Et qu’on verrait encor, sans l’appui de son fils,

Redemander Hélène aux Troyens impunis?

Non, Cléone, il n’est point ennemi de lui-même;

Il veut tout ce qu’il fait, et s’il m’épouse, il m’aime.

Mais qu’Oreste à son gré m’impute ses douleurs:

N’avons-nous d’entretien que celui de ses pleurs?

Pyrrhus revient à nous! Eh bien! chère Cléone,

Conçois-tu les transports de l’heureuse Hermione?

Sais-tu quel est Pyrrhus? T’es-tu fait raconter

Le nombre des exploits… mais qui les peut compter?

Intrépide, et partout suivi de la victoire,

Charmant, fidèle enfin: rien ne manque à sa gloire.

Songe…

Cléone

Dissimulez. Votre rivale en pleurs

Vient à vos pieds, sans doute, apporter ses douleurs.

Hermione

Dieux! ne puis-je à ma joie abandonner mon âme?

Sortons: que lui dirais-je?

Scène IV

Andromaque , Hermione , Cléone , Céphise

Andromaque

Où fuyez-vous, Madame?

N’est-ce pas à vos yeux un spectacle assez doux

Que la veuve d’Hector pleurante à vos genoux?
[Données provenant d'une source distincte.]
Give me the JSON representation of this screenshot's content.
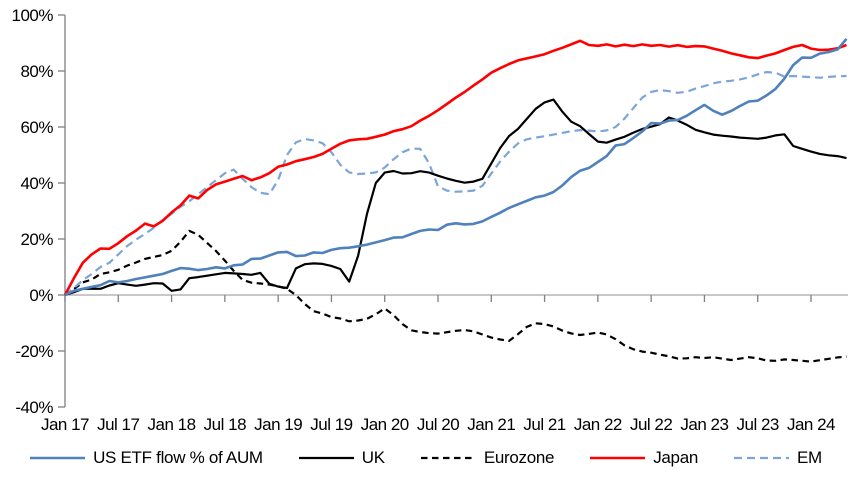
{
  "chart_data": {
    "type": "line",
    "title": "",
    "xlabel": "",
    "ylabel": "",
    "ylim": [
      -40,
      100
    ],
    "y_tick_step": 20,
    "y_tick_labels": [
      "100%",
      "80%",
      "60%",
      "40%",
      "20%",
      "0%",
      "-20%",
      "-40%"
    ],
    "x_unit": "months since Jan 2017, 6-month ticks",
    "x_tick_labels": [
      "Jan 17",
      "Jul 17",
      "Jan 18",
      "Jul 18",
      "Jan 19",
      "Jul 19",
      "Jan 20",
      "Jul 20",
      "Jan 21",
      "Jul 21",
      "Jan 22",
      "Jul 22",
      "Jan 23",
      "Jul 23",
      "Jan 24"
    ],
    "grid": "zero-baseline only",
    "legend_position": "bottom-center",
    "axis_color": "#808080",
    "zero_line_color": "#A6A6A6",
    "text_color": "#000000",
    "series": [
      {
        "name": "Eurozone",
        "color": "#000000",
        "style": "dashed",
        "width": 2.2,
        "dash": "6.5 4.5",
        "values": [
          0,
          2.1,
          4.5,
          5.5,
          7.5,
          8.1,
          9.0,
          10.5,
          11.6,
          12.9,
          13.6,
          14.3,
          15.8,
          19.0,
          22.9,
          21.5,
          18.6,
          15.7,
          12.3,
          8.6,
          5.4,
          4.4,
          4.1,
          3.7,
          3.1,
          2.2,
          0.0,
          -3.2,
          -5.8,
          -6.6,
          -7.9,
          -8.4,
          -9.4,
          -9.1,
          -8.5,
          -6.9,
          -4.8,
          -7.2,
          -10.4,
          -12.6,
          -13.2,
          -13.6,
          -13.8,
          -13.3,
          -12.8,
          -12.5,
          -13.0,
          -14.1,
          -15.2,
          -15.9,
          -16.4,
          -14.0,
          -11.4,
          -10.1,
          -10.4,
          -11.2,
          -12.7,
          -13.7,
          -14.3,
          -13.9,
          -13.4,
          -14.1,
          -15.8,
          -18.0,
          -19.4,
          -20.2,
          -20.6,
          -21.3,
          -21.9,
          -22.7,
          -22.6,
          -22.2,
          -22.5,
          -22.2,
          -22.7,
          -23.2,
          -22.7,
          -22.2,
          -22.6,
          -23.4,
          -23.5,
          -23.0,
          -23.2,
          -23.5,
          -23.8,
          -23.3,
          -22.8,
          -22.3,
          -22.0
        ]
      },
      {
        "name": "EM",
        "color": "#7CA5D8",
        "style": "dashed",
        "width": 2.2,
        "dash": "8 5",
        "values": [
          0,
          2.5,
          5.3,
          7.5,
          10.0,
          11.5,
          14.5,
          17.5,
          19.8,
          21.8,
          24.0,
          26.8,
          29.0,
          31.5,
          33.5,
          36.0,
          38.5,
          41.0,
          43.5,
          44.8,
          41.5,
          38.5,
          36.5,
          36.0,
          41.0,
          50.0,
          54.5,
          55.7,
          55.2,
          54.2,
          51.0,
          46.5,
          43.8,
          43.2,
          43.4,
          43.8,
          45.5,
          48.5,
          51.0,
          52.3,
          52.2,
          47.0,
          38.8,
          37.3,
          36.9,
          37.0,
          37.3,
          39.0,
          43.4,
          47.7,
          51.2,
          54.1,
          55.6,
          56.2,
          56.7,
          57.3,
          57.9,
          58.5,
          58.9,
          58.7,
          58.4,
          58.8,
          60.0,
          63.0,
          66.8,
          70.5,
          72.5,
          73.2,
          72.8,
          72.2,
          72.6,
          73.7,
          74.6,
          75.6,
          76.2,
          76.5,
          77.0,
          77.7,
          78.8,
          79.6,
          79.4,
          78.0,
          78.2,
          78.0,
          77.8,
          77.6,
          77.9,
          78.1,
          78.2
        ]
      },
      {
        "name": "Japan",
        "color": "#FF0000",
        "style": "solid",
        "width": 2.6,
        "dash": "",
        "values": [
          0,
          6.0,
          11.5,
          14.5,
          16.6,
          16.5,
          18.5,
          21.0,
          23.0,
          25.5,
          24.5,
          26.5,
          29.5,
          32.0,
          35.5,
          34.5,
          37.5,
          39.5,
          40.5,
          41.5,
          42.5,
          41.0,
          42.0,
          43.5,
          45.8,
          46.6,
          47.8,
          48.5,
          49.3,
          50.4,
          52.2,
          54.0,
          55.2,
          55.6,
          55.8,
          56.5,
          57.3,
          58.5,
          59.2,
          60.3,
          62.3,
          64.0,
          66.0,
          68.2,
          70.5,
          72.5,
          74.8,
          77.0,
          79.4,
          81.0,
          82.5,
          83.8,
          84.5,
          85.2,
          86.0,
          87.2,
          88.3,
          89.5,
          90.8,
          89.3,
          89.0,
          89.5,
          88.8,
          89.4,
          88.9,
          89.5,
          89.0,
          89.3,
          88.7,
          89.2,
          88.6,
          88.9,
          88.8,
          88.0,
          87.2,
          86.3,
          85.6,
          84.9,
          84.6,
          85.5,
          86.3,
          87.5,
          88.6,
          89.3,
          88.0,
          87.5,
          87.6,
          88.1,
          89.3
        ]
      },
      {
        "name": "UK",
        "color": "#000000",
        "style": "solid",
        "width": 2.2,
        "dash": "",
        "values": [
          0,
          1.0,
          2.2,
          2.3,
          2.2,
          3.4,
          4.2,
          3.7,
          3.3,
          3.7,
          4.2,
          4.1,
          1.5,
          2.0,
          6.0,
          6.4,
          6.9,
          7.4,
          7.9,
          7.7,
          7.5,
          7.2,
          7.9,
          4.0,
          3.0,
          2.5,
          9.5,
          11.0,
          11.3,
          11.1,
          10.4,
          9.3,
          4.8,
          14.0,
          29.0,
          40.0,
          43.7,
          44.3,
          43.4,
          43.5,
          44.2,
          43.7,
          42.6,
          41.6,
          40.8,
          40.1,
          40.5,
          41.5,
          47.0,
          52.5,
          56.8,
          59.3,
          62.9,
          66.5,
          68.8,
          69.8,
          65.5,
          61.9,
          60.3,
          57.5,
          54.8,
          54.4,
          55.5,
          56.5,
          58.0,
          59.3,
          60.1,
          61.0,
          63.4,
          62.3,
          60.8,
          59.0,
          58.1,
          57.3,
          56.9,
          56.6,
          56.2,
          56.0,
          55.8,
          56.2,
          57.0,
          57.4,
          53.2,
          52.2,
          51.2,
          50.4,
          49.9,
          49.6,
          48.9
        ]
      },
      {
        "name": "US ETF flow % of AUM",
        "color": "#4F81BD",
        "style": "solid",
        "width": 2.6,
        "dash": "",
        "values": [
          0,
          1.5,
          2.2,
          2.9,
          3.5,
          5.0,
          4.5,
          5.0,
          5.7,
          6.3,
          6.9,
          7.5,
          8.6,
          9.6,
          9.4,
          8.9,
          9.3,
          9.9,
          9.5,
          10.6,
          10.9,
          12.9,
          13.0,
          14.1,
          15.2,
          15.4,
          13.9,
          14.1,
          15.2,
          15.0,
          16.1,
          16.7,
          16.9,
          17.4,
          18.0,
          18.8,
          19.6,
          20.5,
          20.6,
          21.8,
          22.9,
          23.4,
          23.2,
          25.1,
          25.6,
          25.2,
          25.4,
          26.3,
          27.9,
          29.4,
          31.1,
          32.4,
          33.6,
          34.9,
          35.5,
          36.8,
          39.1,
          42.1,
          44.4,
          45.4,
          47.5,
          49.6,
          53.4,
          53.9,
          56.1,
          58.4,
          61.4,
          61.2,
          62.3,
          62.5,
          64.0,
          66.0,
          67.9,
          65.8,
          64.4,
          65.7,
          67.5,
          69.1,
          69.4,
          71.3,
          73.6,
          77.3,
          82.1,
          84.8,
          84.7,
          86.2,
          86.8,
          87.7,
          91.5
        ]
      }
    ],
    "legend_order": [
      "US ETF flow % of AUM",
      "UK",
      "Eurozone",
      "Japan",
      "EM"
    ]
  }
}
Je ne viens point ici, par de jalouses larmes,

Vous envier un cœur qui se rend à vos charmes.

Par une main cruelle, hélas! j’ai vu percer

Le seul où mes regards prétendaient s’adresser.

Ma flamme par Hector fut jadis allumée;

Avec lui dans la tombe elle s’est enfermée.